Dalam fiksi, usaha menciptakan kesadaran manusia
dilakukan dengan menganalisis sifat dasar manusia. Kesadaran ini meliputi
pengalaman mental dan spiritual. Pengalaman mental dan spiritual yang mencakup
sensasi, kenangan, imajinasi, gambaran-gambaran, ilusi, perlambangan, perasaan
dan proses asosiasi.[2]
2. Teknik Arus Kesadaran
2
Untuk
mengungkapkan kesadaran manusia terdapat empat teknik arus kesadaran yang
digunakan yaitu, eka cakap dalaman langsung, eka cakap dalaman tak langsung, senandika
dan komentar pencerita. Keempat teknik dasar tersebut menekankan pada eksplorasi
kesadaran manusia pada tingkat prapengucapan untuk mengungkapkan keadaan batin
tokoh (Humprey, 1954:23-24). Selain teknik-teknik di atas adalagi teknik lain
mewarnai novel arus kesadaran, yakni teknik montase,kolase dan asosiasi.

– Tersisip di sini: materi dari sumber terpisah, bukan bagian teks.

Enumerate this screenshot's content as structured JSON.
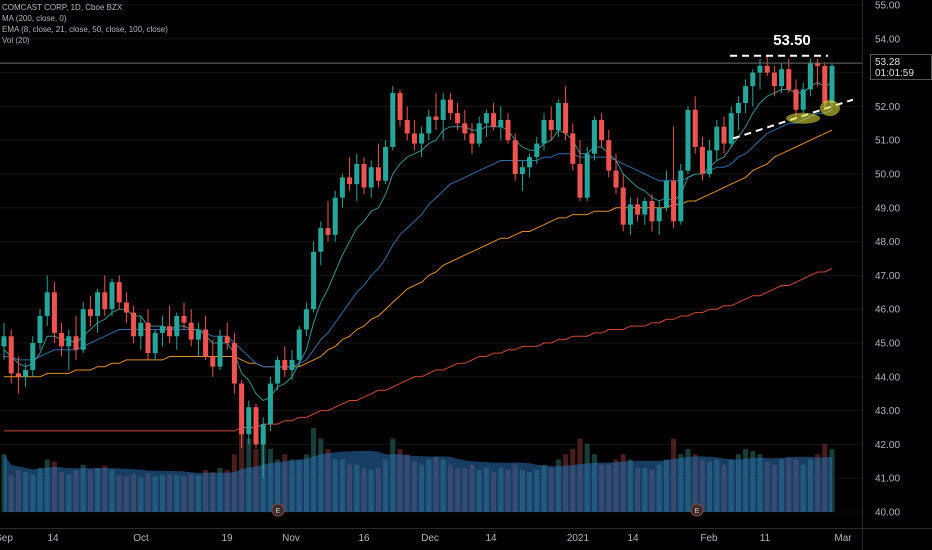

a) Eka Cakap Dalaman Langsung
Eka cakap dalaman langsung adalah penyajian
percakapan batin para tokoh secara langsung yaitu penyajian percakapan yang
tidak ada bantuan dari pencerita kepada pembaca. Eka cakap dalaman langsung
tidak memberikan keterangan-keterangan yang misalnya ditandai dengan ungkapan :
“saya pikir” atau “dalam hatinya”. Selain itu dalam percakapan batin digunakan
kata ganti orang pertama baik tunggal maupun jamak seperti misalnya “aku” atau “kita”,
dan penggunaan kata ganti orang kedua seperti “engkau” yang biasanya dalam
kisahan pencerita digunakan kata ganti orang ketiga baik tunggal maupun jamak
seperti “dia” atau “mereka”.[3]
Contoh dari eka cakap dalaman langsung dapat anda lihat pada novel
Sekuntum Nozomi Buku Kesatu pada halaman 30. Bagian yang termasuk eka cakap
dalaman langsung adalah:
Tangannya hangat, genggamannya tulus, bukan asal salam tempel. Tapi
ah, matanya itu yang sangat memukau. Mata yang selalu tersenyum.
Kata-kata
diatas diucapkan Sabrina di dalam hatinya ketika ia berkenalan dengan dokter
Matsuda.[4]
b) Eka Cakap Dalaman Tak Langsung
Eka cakap dalaman tak langsung berkesan
adanya keikutsertaan narator dalam menyampaikan arus kesadaran.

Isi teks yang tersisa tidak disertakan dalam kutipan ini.